Even people who aren’t directly involved with an exchange should be included whenever possible to build a sense of community. Not everyone can attend meetings in person — and even when they’re physically close, and nothing makes a person feel left out like missing an inside joke. But with an excellent platform, everyone can learn about updates and trust that individual contributions will impact the more significant organization.
Real-time communications are also critical to the success of a digital workplace. When time zone differences are minimal, official office hours make sure everyone is available at the same time. It can be beneficial to set aside dedicated times each week where management is open to frontline employees; managers should be able to encourage feedback, ask questions, and solicit ideas.
Making the Most of a Digital Workplace
Want to ensure your digital workplace will help improve company culture? Try implementing these three key strategies:
1. Generate some buzz early on
Some employees could be hesitant to adopt new technology and might not see the benefits right away. Before implementing any new strategies, do some research to identify obstacles you’ll need to overcome, anxieties people have, and how employees currently feel about inclusion. Collect hard data, so you don’t invest in a significant shift that’s based on a hunch.
A cultural assessment that emphasizes diversity and inclusion will give you measurable insights that can guide your tool and strategy selection moving forward. When you’re ready to implement a change, be open with your team about what to expect and start generating buzz early to encourage everyone to join the new platform before it’s time.
Learn More: Hiring for Diversity? Try the Culture Add Approach
2. Let content be king
If you want people to use a digital workplace, it needs to be populated with relevant content. That’s what will keep users coming back — they’ll see the workplace as a place to engage with their colleagues, get updates from leaders, and find operational information that helps them get their work done.
Start by building out a content plan for your digital workplace that spans three to six months. To ensure you have sufficient content that resonates with employees designates content owners. These people don’t have to be leaders; they can be anyone across the company who is excited to drive change and positive engagement on your digital platforms.

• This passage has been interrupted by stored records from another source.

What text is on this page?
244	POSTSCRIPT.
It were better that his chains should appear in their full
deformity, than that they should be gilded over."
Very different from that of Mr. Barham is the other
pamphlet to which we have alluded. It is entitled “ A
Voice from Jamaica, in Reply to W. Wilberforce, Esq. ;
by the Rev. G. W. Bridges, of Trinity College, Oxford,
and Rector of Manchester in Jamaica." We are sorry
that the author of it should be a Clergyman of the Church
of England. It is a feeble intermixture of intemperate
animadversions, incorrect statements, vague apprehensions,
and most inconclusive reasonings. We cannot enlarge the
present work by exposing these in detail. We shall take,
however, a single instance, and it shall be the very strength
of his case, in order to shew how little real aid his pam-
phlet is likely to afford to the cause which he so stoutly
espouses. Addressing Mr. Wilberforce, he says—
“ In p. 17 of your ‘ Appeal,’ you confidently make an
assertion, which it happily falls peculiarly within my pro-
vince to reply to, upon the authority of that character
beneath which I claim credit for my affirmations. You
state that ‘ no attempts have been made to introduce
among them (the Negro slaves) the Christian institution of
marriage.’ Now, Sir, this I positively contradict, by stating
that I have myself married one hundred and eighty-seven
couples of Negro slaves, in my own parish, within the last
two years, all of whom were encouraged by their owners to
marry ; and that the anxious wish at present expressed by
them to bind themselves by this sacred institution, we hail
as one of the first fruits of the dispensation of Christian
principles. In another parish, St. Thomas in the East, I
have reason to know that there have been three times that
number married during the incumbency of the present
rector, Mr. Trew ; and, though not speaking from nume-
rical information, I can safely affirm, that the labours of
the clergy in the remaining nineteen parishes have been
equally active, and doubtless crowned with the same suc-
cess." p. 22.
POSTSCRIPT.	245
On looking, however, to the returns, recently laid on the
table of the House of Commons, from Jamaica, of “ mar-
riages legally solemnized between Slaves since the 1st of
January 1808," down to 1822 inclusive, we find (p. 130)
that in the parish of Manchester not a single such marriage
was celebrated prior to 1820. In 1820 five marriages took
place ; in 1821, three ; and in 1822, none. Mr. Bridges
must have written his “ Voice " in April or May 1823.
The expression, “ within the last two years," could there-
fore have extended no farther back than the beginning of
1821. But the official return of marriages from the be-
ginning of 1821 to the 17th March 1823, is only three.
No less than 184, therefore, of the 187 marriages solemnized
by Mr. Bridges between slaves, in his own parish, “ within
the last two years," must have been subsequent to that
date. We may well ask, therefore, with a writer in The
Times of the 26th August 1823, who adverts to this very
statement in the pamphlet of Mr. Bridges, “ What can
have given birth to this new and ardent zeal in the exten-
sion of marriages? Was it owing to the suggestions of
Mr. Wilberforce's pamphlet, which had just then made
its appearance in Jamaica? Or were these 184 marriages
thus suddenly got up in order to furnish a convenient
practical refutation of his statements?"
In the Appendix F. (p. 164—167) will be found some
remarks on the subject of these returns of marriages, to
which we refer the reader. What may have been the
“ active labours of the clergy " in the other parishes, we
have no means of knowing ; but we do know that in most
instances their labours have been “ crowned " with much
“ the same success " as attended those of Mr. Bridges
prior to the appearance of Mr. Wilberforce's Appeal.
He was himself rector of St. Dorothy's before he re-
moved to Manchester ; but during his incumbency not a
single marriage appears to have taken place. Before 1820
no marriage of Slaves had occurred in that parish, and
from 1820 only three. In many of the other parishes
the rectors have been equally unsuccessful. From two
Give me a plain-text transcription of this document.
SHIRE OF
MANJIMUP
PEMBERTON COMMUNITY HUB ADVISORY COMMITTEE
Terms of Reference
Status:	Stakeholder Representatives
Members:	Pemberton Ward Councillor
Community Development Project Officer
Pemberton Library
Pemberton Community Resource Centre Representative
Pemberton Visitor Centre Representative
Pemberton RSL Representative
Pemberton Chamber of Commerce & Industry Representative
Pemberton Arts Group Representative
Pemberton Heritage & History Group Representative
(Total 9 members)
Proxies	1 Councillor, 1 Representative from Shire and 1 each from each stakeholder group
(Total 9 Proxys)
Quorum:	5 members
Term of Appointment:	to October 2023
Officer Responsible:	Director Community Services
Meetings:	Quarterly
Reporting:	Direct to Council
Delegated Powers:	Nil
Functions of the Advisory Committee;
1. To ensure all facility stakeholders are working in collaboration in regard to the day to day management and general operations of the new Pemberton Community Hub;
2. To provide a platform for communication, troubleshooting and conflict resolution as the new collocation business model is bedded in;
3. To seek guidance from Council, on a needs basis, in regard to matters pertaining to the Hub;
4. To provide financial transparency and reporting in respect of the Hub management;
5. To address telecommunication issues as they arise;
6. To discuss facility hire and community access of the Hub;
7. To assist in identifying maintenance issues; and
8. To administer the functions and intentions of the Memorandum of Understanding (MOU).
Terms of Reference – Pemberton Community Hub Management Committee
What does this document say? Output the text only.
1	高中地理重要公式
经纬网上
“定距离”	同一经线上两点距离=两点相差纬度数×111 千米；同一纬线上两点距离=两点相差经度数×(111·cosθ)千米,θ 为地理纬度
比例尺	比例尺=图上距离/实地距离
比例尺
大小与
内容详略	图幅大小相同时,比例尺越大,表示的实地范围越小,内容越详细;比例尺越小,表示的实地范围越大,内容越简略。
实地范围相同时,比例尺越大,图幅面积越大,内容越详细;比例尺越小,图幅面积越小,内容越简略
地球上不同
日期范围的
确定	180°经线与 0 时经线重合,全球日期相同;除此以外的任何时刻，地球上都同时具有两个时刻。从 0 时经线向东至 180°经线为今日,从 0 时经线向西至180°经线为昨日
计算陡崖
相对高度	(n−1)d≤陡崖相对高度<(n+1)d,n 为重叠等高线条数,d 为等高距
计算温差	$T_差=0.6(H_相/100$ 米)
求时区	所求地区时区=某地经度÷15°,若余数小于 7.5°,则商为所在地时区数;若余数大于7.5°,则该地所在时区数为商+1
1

As you progress, periodically review your content-management strategy. Make sure employees have the information they need to do their jobs. Of course, you’ll also want to make sure frontline workers have the same access as in-office workers. Remember that each bit of information only needs to be available on one source. Multiple versions of the same information create confusion that’s easy to avoid. Set up an FAQ page where employees can ask questions and get answers, and establish times for them to share feedback. Define a content strategy in advance so that your digital workplace won’t just have users — it should have the information that makes users want to return.
Learn More: How AI & Mindfulness Can Tackle Age Bias in the Modern Workplace
3. Take a “crawl, walk, run” approach
You might want to hit the ground running, but it’s better to start with small steps. If you provide too many tools at once, employees won’t know which tools to leverage for which purposes. Begin by fostering communication. Then, introduce more as you achieve engagement goals. If you use a platform with a wide range of capabilities, start by implementing just a few communicationchannels, and only add extra channels after you see success with the first ones.
Starting slow creates more opportunities for measurable benchmarks that can outline a clear narrative toward inclusion goals. Everyone starts (and stays) on the same page and works toward those goals together. With trackable data, leadership can quickly identify when something doesn’t work and make adjustments accordingly.
A digital workplace doesn’t have to make employees feel isolated. If inclusion and diversity are priorities for your organization, your digital workplace can be a powerful tool in achieving those goals.